Toutes ces figures, et Henri III, et le duc de Guise, et d’autres, y compris ce Pierre de Blois qui a pour gloire d’avoir prononcé le premier le mot transsubstantiation, je les ai revues, monsieur, dans sa confuse évocation de l’histoire, en feuilletant votre précieux recueil. Votre fontaine de Louis XII m’a arrêté longtemps. Vous l’avez reproduite comme je l’ai vue, toute vieille, toute jeune, charmante. C’est une de vos meilleures planches. Je crois bien que la Rouennerie en gros, constatée par vous vis-à-vis l’hôtel d’Amboise, était déjà là de mon temps.
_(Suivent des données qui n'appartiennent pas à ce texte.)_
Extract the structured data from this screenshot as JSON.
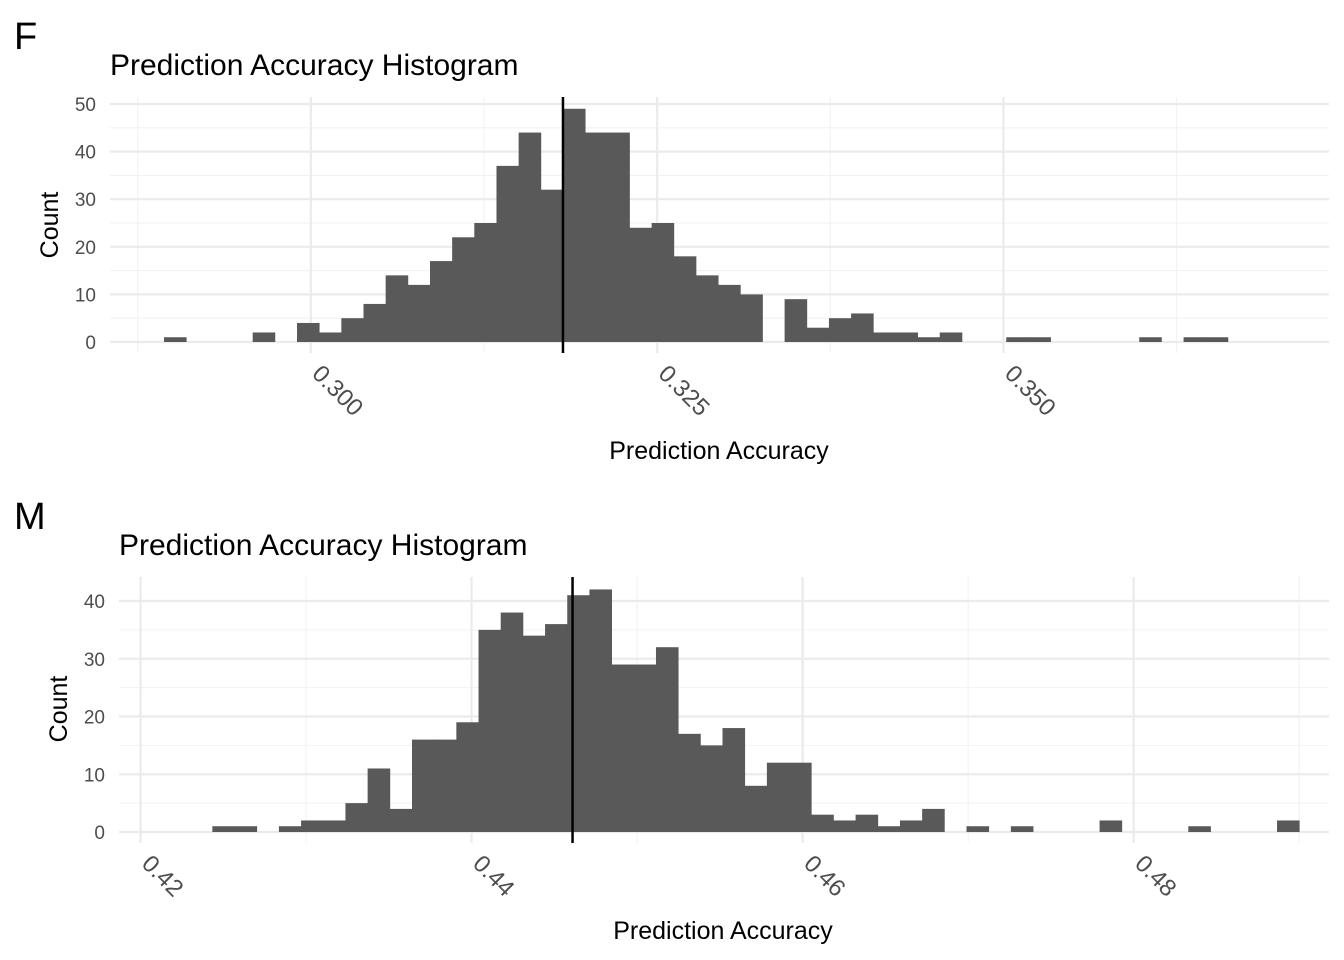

Vous avez un talent vrai et fin, le coup d’œil qui saisit le style, la touche ferme, agile et forte, beaucoup d’esprit dans le burin et beaucoup de naïveté, et ce don rare de la lumière dans l’ombre. Ce qui me frappe et me charme dans vos eaux-fortes, c’est le grand jour, la gaîté, l’aspect souriant, cette joie du commencement qui est toute la grâce du matin. Des planches semblent baignées d’aurore. C’est bien là Blois, mon Blois à moi, ma ville lumineuse. Car la première impression de l’arrivée m’est restée. Blois est pour moi radieux. Je ne vois Blois que dans le soleil levant. Ce sont là des effets de jeunesse et de patrie.

Je me suis laissé aller à causer longuement avec vous, monsieur, parce que vous m’avez fait plaisir. Vous m’avez pris par mon faible, vous avez touché le coin sacré des souvenirs. J’ai quelquefois de la tristesse amère, vous m’avez donné de la tristesse douce. Être doucement triste, c’est là le plaisir. Je vous en suis reconnaissant. Je suis heureux qu’elle soit si bien conservée, si peu défaite, et si pareille encore à ce que je l’ai vue il y a quarante ans, cette ville à laquelle m’attache cet invisible écheveau des fils de l’âme, impossible à rompre, ce Blois qui m’a vu adolescent, ce Blois où les rues me connaissent, où une maison m’a aimé, et où je viens de me promener en votre compagnie, cherchant les cheveux blancs de mon père et trouvant les miens.

Je vous serre la main, monsieur.

Victor Hugo

  1. Les Rues et Maisons du vieux Blois, eaux-fortes par A. Queyroy.